Présentant l'étude, M.M. Mongi Ben Dhia, et Mabrouk El Houimli du Centre national des études agricoles, ont précisé que l'apiculture traditionnelle, en nette régression depuis l'introduction de l'apiculture moderne en Tunisie au milieu des années 70, se caractérise par l'usage de ruches fixes et de techniques rudimentaires et de faible productivité, tandis que le système moderne d'apiculture qui représente actuellement 75% des ruches et 90% de la production nationale se distingue par l'utilisation de techniques modernes facilitant l'exploitation, le transport et le contrôle des ruches.
Selon l'étude, le gouvernorat de Jendouba compte le plus grand nombre d'apiculteurs traditionnels, soit 1.800 apiculteurs exploitant près de 7.000 ruches. Le gouvernorat de Bizerte dispose du nombre le plus important d'apiculteurs modernes, soit 1.000 apiculteurs exploitant 18.000 ruches.
Il ressort également de l'étude qui couvre tous les gouvernorats du pays que la production de miel selon le système moderne dans les unités comportant entre 51 et 100 ruches est estimée à 20 kg par an/ par ruche, alors que la production des unités où le nombre de ruches dépasse la centaine est estimée à 30 kg par an/par ruche.
Concernant les aspects techniques, l'étude évoque les techniques de production d'essaims et les techniques d'essaimage naturel et artificiel, l'élevage des reines et la production de la gelée royale, outre la production de pollen et de cire, ainsi que la pollinisation.
L'étude a passé en revue des projets apicoles et de production de miel pilotes afin de mieux faire connaître aux jeunes promoteurs les opportunités que ce secteur porteur offre.
Ces projets, dont le coût de réalisation varie entre 60.000 et 100.000 dinars portent sur la production intensive de miel en tant qu'activité principale, la production de pollen, l'élevage des reines et la production de la gelée royale et du miel biologique.

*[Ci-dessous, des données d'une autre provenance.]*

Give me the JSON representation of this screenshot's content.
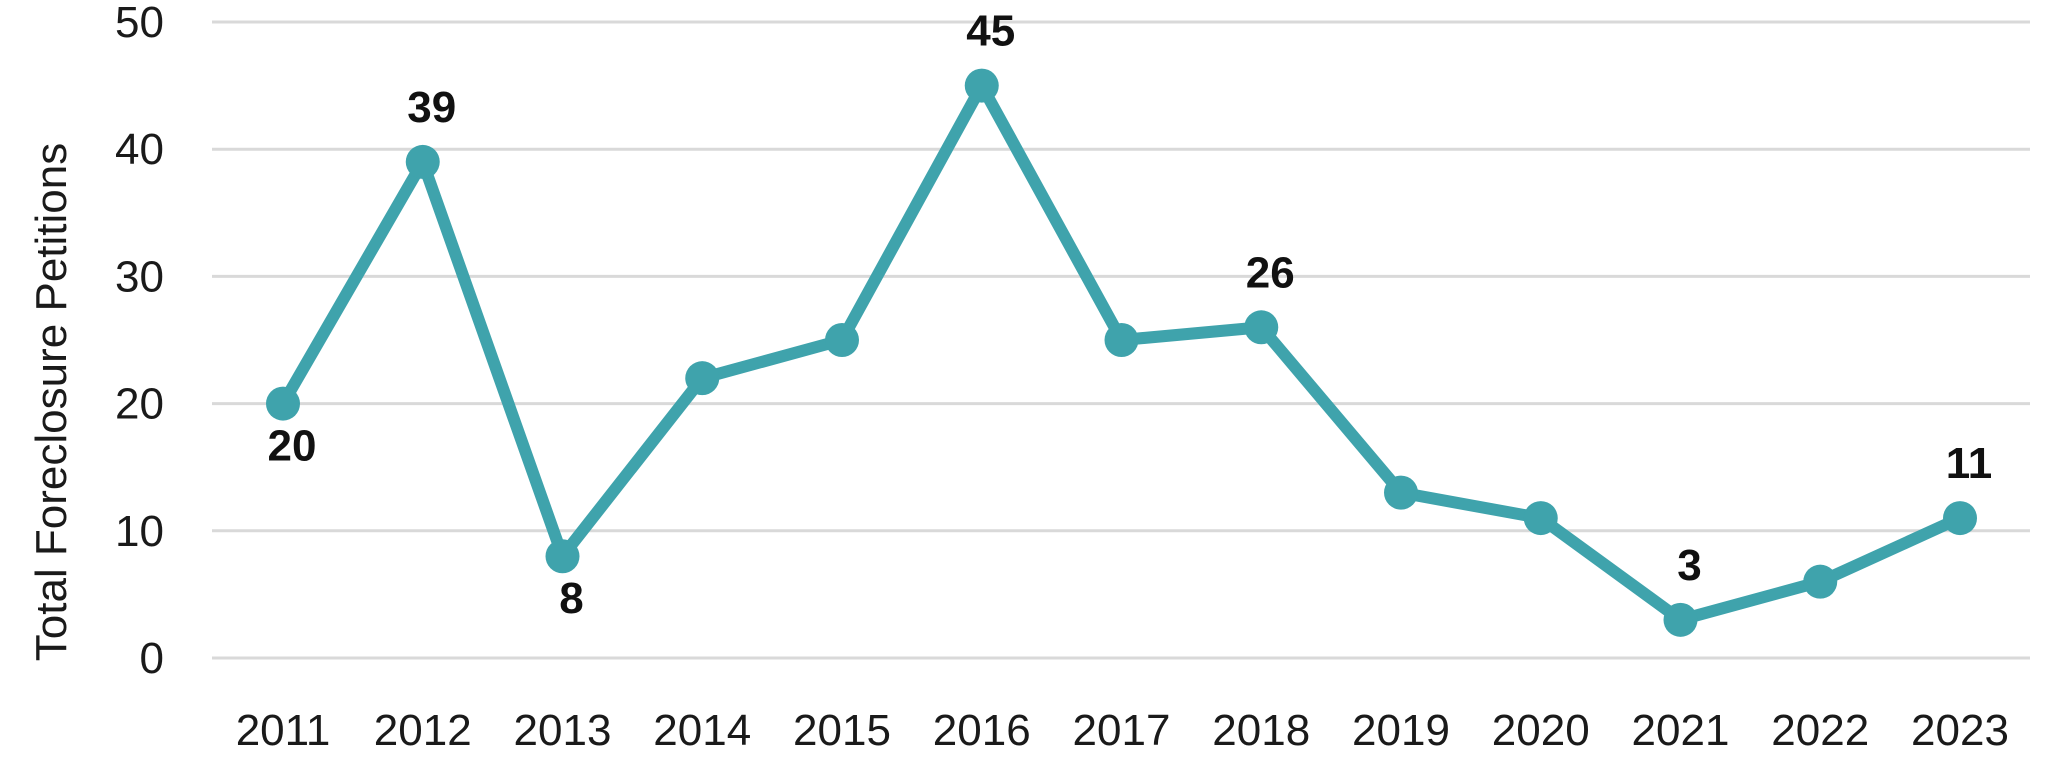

Des communications sur «La réalité du secteur de l'apiculture», «Les aspects sanitaires des projets d'apiculture», «Les domaines d'intervention de l'Office de l'élevage et des pâturages du Nord-Ouest» et «L'encadrement des jeunes promoteurs et des apiculteurs» ont été présentées à cette occasion.
En vue de promouvoir le secteur, les participants ont souligné la nécessité d'identifier de nouvelles variétés de flore mellifère et d'éviter la surexploitation des plantes destinées à la distillation.
Ils ont appelé à la mise en place d'unités régionales de contrôle de la qualité de la production apicole et à l'encouragement de la recherche scientifique dans le domaine de l'apiculture.